- Directed by: Maiken Baird
- Produced by: Sarah Mowaswes; Razan Ghalayini;
- Edited by: R.A. Fedde Alistair Mackay Jay Arthur Sterrenberg Plummy Tucker
- Music by: Kareem Roustom
- Production companies: Impact Partners; Louverture Films; Jigsaw Productions; Baird Films;
- Release date: September 12, 2026 (TIFF);
- Running time: 107 minutes
- Country: United States
- Languages: English; Arabic;

= Edward Said: Between Worlds =

2026 American documentary film

Edward Said: Between Worlds is a 2026 American documentary film directed by Maiken Baird. It explores the life and career of scholar Edward Said. Alex Gibney serves as an executive producer under his Jigsaw Productions banner.

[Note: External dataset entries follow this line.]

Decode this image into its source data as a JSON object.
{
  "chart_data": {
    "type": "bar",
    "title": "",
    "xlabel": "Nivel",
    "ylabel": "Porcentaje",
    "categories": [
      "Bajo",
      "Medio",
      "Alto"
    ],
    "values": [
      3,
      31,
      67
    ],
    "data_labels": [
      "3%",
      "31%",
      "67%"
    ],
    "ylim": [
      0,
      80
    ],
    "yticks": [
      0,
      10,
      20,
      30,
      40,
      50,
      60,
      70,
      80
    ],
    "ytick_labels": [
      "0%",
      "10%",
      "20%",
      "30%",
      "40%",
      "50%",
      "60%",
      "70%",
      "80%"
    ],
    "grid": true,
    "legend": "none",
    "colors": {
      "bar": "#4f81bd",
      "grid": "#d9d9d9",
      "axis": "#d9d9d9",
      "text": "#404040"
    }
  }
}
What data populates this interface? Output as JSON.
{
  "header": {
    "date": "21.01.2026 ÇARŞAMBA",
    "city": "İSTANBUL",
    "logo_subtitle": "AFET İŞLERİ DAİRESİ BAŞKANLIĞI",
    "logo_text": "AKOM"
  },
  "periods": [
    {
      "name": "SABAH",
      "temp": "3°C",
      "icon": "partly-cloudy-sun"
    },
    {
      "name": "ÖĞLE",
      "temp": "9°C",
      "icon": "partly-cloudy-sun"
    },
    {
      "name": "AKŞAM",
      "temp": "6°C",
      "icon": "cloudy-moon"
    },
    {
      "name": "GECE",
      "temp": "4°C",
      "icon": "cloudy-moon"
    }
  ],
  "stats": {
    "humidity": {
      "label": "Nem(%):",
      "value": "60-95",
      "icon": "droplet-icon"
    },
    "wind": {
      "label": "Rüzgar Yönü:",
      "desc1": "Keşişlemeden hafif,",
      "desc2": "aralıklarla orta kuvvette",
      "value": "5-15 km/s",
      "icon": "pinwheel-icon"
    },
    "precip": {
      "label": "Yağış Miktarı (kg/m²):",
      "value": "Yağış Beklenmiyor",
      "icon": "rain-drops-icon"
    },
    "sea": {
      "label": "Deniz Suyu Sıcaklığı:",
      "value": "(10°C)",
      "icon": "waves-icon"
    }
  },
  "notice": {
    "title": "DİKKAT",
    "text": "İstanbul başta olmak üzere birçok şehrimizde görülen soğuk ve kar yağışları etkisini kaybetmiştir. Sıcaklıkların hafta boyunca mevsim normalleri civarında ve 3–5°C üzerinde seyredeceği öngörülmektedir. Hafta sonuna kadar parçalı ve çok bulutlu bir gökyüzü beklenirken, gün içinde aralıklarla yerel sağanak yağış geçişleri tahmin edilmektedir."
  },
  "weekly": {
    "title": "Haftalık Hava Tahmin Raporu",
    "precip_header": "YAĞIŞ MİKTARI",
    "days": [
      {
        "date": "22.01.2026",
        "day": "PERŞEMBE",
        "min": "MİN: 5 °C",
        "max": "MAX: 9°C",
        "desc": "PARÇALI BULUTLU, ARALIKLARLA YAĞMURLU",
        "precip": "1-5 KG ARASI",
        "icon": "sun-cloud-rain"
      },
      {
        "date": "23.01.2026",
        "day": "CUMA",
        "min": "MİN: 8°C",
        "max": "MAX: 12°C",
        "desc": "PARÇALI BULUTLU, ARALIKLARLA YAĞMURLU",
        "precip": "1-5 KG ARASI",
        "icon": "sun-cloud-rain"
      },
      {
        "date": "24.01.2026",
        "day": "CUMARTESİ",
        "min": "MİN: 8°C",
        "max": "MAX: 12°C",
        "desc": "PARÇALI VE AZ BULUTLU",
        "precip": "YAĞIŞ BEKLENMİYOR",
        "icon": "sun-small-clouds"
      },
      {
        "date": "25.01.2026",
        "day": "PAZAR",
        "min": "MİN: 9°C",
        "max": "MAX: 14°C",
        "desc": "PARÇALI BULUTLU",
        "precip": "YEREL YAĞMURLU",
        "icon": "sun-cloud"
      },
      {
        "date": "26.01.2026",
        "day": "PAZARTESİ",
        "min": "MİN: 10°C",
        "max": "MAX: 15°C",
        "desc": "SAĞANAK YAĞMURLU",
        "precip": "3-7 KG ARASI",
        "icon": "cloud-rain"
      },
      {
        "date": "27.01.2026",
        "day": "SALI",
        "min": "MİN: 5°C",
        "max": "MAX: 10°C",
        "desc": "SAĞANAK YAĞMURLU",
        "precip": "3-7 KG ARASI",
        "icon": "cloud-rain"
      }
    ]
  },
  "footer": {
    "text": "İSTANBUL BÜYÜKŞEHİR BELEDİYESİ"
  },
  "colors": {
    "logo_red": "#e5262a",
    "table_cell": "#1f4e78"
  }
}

The film had its world premiere at the 2026 Toronto International Film Festival on September 12.

==Premise==
Explores the life and career of Palestinian-American scholar Edward Said.

==Production==
The film received support from CPH:DOX winning the Al Jazeera Documentary Channel Co-Production Award $10,000 prize. Alex Gibney serves as an executive producer under his Jigsaw Productions banner. Said's daughter Najla Said serves as a consulting producer.

==Release==
The film had its world premiere at the 2026 Toronto International Film Festival on September 12. It was also selected for the Spotlight Gala section of the 2026 New York Film Festival.